Gianni Biondillo, maître du roman noir, nous emmène dans un road-movie haletant, d’un bout à l’autre
d’une Italie violente, nerveuse, divisée, pétrie de peurs anciennes et nouvelles, accablée par un ciel de plomb, où défile toute une humanité improbable mais bien réelle.

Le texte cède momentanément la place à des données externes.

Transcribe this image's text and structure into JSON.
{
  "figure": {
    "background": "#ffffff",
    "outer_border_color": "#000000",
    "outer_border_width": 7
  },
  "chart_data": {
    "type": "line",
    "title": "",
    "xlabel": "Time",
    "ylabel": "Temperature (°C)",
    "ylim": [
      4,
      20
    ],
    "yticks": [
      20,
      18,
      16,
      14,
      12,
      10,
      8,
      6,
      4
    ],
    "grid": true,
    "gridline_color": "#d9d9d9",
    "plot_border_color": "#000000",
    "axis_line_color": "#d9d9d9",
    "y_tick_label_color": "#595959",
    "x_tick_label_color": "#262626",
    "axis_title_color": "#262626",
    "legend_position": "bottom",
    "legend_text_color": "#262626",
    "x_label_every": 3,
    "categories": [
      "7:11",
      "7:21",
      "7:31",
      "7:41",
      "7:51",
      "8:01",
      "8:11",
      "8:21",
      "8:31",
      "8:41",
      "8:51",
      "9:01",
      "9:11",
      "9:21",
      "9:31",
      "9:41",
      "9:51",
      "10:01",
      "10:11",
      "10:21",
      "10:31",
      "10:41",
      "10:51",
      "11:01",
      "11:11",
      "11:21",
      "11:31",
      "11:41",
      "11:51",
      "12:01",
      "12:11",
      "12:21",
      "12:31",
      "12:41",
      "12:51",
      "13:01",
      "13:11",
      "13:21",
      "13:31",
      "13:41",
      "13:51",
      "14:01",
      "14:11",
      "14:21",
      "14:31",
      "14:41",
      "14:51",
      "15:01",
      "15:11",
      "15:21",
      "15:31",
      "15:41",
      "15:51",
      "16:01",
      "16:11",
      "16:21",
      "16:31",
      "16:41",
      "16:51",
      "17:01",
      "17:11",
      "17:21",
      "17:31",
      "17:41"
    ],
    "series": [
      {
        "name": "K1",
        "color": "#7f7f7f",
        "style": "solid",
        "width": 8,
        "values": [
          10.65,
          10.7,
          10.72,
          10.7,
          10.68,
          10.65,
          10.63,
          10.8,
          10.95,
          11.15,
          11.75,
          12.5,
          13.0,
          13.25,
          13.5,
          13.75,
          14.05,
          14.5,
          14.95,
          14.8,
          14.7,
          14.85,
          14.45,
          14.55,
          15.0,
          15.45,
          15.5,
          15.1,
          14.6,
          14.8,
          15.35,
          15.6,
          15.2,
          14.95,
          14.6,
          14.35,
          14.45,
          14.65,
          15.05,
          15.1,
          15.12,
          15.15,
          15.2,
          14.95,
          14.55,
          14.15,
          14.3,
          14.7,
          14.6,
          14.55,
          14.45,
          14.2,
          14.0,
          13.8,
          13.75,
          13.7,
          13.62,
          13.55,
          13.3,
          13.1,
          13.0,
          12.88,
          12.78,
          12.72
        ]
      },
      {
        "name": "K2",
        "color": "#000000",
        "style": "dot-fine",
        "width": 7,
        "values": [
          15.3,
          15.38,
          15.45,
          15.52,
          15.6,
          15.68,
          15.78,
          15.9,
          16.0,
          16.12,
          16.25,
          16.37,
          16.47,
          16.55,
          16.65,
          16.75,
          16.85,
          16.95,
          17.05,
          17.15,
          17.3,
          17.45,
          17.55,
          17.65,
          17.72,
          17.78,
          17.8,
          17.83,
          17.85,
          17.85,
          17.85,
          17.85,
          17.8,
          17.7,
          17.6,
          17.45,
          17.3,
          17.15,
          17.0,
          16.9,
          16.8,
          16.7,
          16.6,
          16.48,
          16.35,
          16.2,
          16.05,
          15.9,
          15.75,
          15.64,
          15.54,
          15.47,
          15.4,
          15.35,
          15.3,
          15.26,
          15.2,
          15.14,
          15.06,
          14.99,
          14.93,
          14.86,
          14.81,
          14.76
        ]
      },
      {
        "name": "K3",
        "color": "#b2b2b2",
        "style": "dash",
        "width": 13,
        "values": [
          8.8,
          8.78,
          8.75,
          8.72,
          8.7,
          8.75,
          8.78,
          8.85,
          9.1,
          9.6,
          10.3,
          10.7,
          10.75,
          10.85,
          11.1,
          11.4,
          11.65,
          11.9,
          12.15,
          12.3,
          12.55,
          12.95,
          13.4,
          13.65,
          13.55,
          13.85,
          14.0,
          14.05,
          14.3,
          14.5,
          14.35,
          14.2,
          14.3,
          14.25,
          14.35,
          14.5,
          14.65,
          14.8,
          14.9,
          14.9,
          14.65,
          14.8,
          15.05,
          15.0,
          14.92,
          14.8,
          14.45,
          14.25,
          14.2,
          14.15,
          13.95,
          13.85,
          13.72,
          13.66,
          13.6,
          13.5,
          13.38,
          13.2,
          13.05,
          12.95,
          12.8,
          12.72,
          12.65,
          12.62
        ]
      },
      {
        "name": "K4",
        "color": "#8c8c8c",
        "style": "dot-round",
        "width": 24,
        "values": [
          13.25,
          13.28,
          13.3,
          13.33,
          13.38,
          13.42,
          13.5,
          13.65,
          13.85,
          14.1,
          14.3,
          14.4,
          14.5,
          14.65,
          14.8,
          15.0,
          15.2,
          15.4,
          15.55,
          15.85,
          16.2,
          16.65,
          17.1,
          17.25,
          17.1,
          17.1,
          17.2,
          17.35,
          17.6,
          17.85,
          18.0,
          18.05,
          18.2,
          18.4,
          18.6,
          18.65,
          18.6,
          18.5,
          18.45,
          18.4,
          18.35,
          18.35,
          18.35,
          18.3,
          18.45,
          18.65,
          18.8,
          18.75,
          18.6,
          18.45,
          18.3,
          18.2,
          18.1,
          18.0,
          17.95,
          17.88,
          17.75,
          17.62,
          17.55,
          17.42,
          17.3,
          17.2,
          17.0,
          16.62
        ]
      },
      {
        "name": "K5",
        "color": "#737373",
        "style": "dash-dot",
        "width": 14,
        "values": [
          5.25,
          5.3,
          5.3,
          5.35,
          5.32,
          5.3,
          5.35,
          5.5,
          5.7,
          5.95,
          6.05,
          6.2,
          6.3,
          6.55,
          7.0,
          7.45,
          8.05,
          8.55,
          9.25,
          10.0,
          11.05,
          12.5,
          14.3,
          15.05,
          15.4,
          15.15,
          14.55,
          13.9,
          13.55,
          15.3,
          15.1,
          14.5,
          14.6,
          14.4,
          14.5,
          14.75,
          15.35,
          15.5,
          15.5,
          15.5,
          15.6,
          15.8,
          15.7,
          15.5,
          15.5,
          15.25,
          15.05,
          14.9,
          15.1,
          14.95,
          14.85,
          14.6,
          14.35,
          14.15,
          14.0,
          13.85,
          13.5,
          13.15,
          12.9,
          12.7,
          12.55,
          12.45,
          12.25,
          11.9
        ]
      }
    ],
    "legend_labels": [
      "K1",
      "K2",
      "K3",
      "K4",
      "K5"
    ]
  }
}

Le lecteur se laisse emporter, étourdi et reconnaissant. .
(Source : Babélio)
Ce que j’ai aimé :
Comment Haile, détenu érythréen a-t-il réussi à s’évader de sa prison ? Qui sont ses complices alors qu’il avait été arrêté pour une raison anodine, ne semblant pas faire partie d’une organisation quelconque ? Fait-il partie d’une mafia plus large ? L’inspecteur Ferraro devra enquêter aux côtés de Elena Rinaldi, commissaire d’une unité d’élite, et accessoirement son ex maîtresse.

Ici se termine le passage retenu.